The endless Christmas

December 3, 1980

Every year people say the Christmas season is getting longer. They talk as if that's bad. Is it? We would join a debate on whether the American presidential campaign is too long. But we will go out on a piney limb and declare that the Christmas season is too short.

Oh, yes, we know the feeling. The frost is barely on the punkin before "White Christmas" is on the air. The holiday lights are up before the autumn leaves are down. The Thanksgiving leftovers have hardly dwindled from turkey sandwiches to turkey tetrazzini to turkey soup before stores are advertising their after-Christmas sales. And no one wants to be exploited by rank commercialization, rushed into buying, buying, buying amid desperate crowds.

Yet many people have a certain December serenity. Perhaps it's just that they did their Christmas shopping early! But maybe they see that the instances of greed and extravagance are disposable counterfeits of rpevailing finer qualities like aspiration and generosity, that the giving and receiving of gifts can represent a selfless rather than selfish exchange. Or maybe they know that any Christmas season defined by when the lights go on, the carols begin, and the stores never close is not long enough.

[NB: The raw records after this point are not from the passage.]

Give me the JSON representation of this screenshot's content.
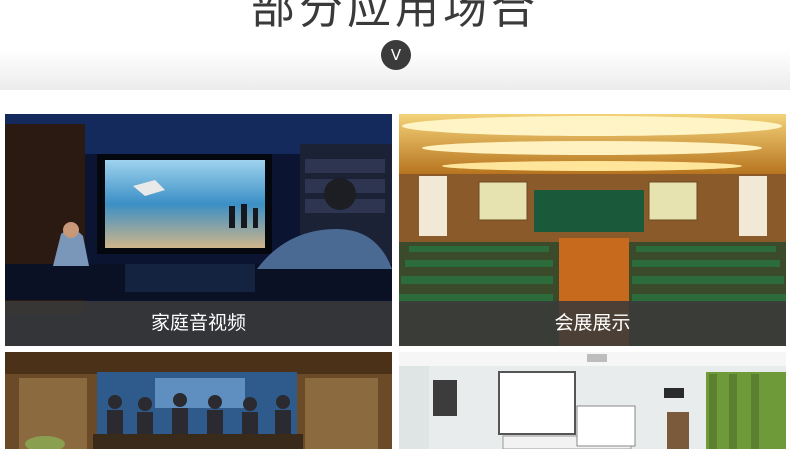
{
  "header": {
    "title": "部分应用场合",
    "toggle_label": "V"
  },
  "scenes": [
    {
      "caption": "家庭音视频",
      "icon": "home-theater-image"
    },
    {
      "caption": "会展展示",
      "icon": "conference-hall-image"
    },
    {
      "caption": "",
      "icon": "video-conference-image"
    },
    {
      "caption": "",
      "icon": "classroom-projector-image"
    }
  ]
}
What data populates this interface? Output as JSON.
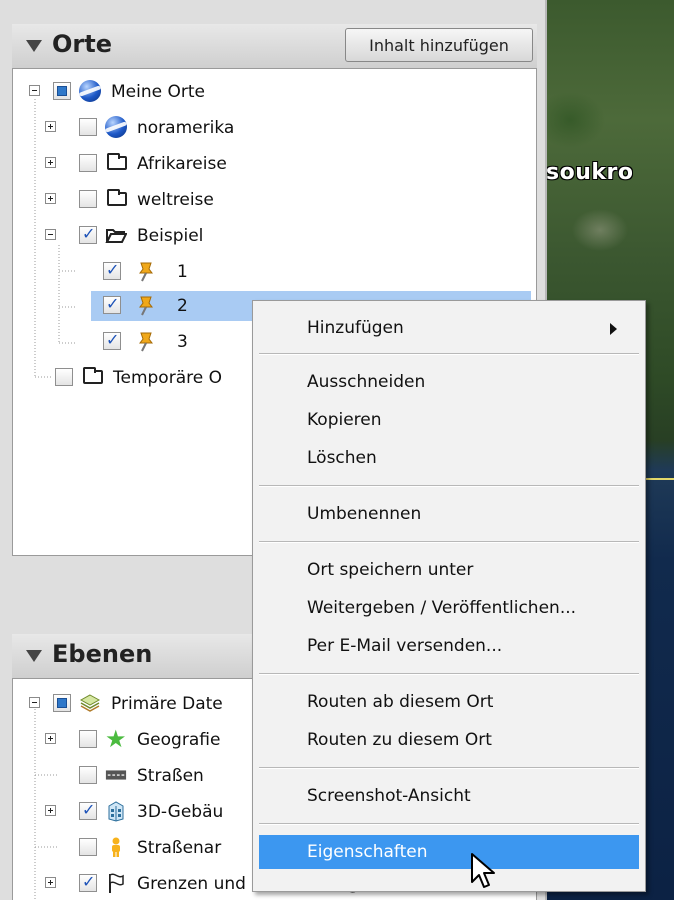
{
  "map": {
    "place_label": "soukro"
  },
  "places_panel": {
    "title": "Orte",
    "add_button": "Inhalt hinzufügen",
    "items": [
      {
        "label": "Meine Orte"
      },
      {
        "label": "noramerika"
      },
      {
        "label": "Afrikareise"
      },
      {
        "label": "weltreise"
      },
      {
        "label": "Beispiel"
      },
      {
        "label": "1"
      },
      {
        "label": "2"
      },
      {
        "label": "3"
      },
      {
        "label": "Temporäre O"
      }
    ]
  },
  "layers_panel": {
    "title": "Ebenen",
    "items": [
      {
        "label": "Primäre Date"
      },
      {
        "label": "Geografie"
      },
      {
        "label": "Straßen"
      },
      {
        "label": "3D-Gebäu"
      },
      {
        "label": "Straßenar"
      },
      {
        "label": "Grenzen und Beschriftungen"
      }
    ]
  },
  "context_menu": {
    "items": [
      {
        "label": "Hinzufügen"
      },
      {
        "label": "Ausschneiden"
      },
      {
        "label": "Kopieren"
      },
      {
        "label": "Löschen"
      },
      {
        "label": "Umbenennen"
      },
      {
        "label": "Ort speichern unter"
      },
      {
        "label": "Weitergeben / Veröffentlichen..."
      },
      {
        "label": "Per E-Mail versenden..."
      },
      {
        "label": "Routen ab diesem Ort"
      },
      {
        "label": "Routen zu diesem Ort"
      },
      {
        "label": "Screenshot-Ansicht"
      },
      {
        "label": "Eigenschaften"
      }
    ]
  },
  "colors": {
    "highlight": "#3c97f0",
    "selection": "#a9cbf3"
  }
}
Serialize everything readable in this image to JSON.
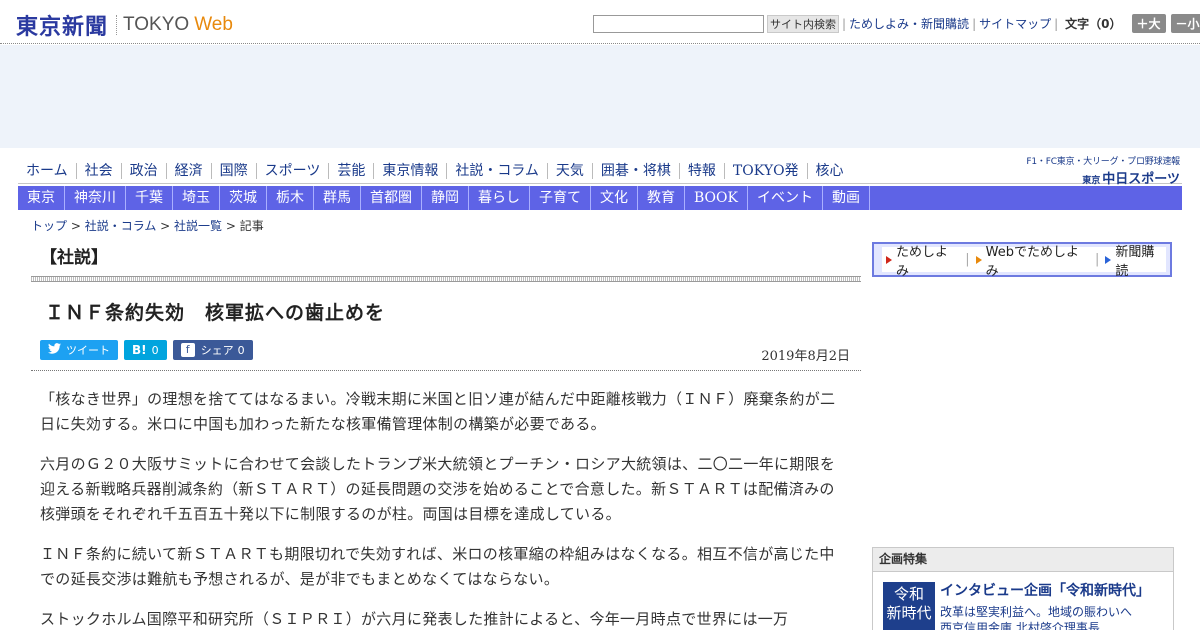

Christmas is better defined as a season of the heart. Its story of the coming of the Prince of Peace cannot be confined to a calendar, nor can a troubled humanity's need for understanding that story anew in every generation. And the tradition of giving cannot wait even until those earlier and earlier dates that seem to be decked with holly each year. Whether it is the giving of food to the world's hungry or the giving of oneself in the circles of family, neighborhood, community, the spirit of Christmas calls to us all the time.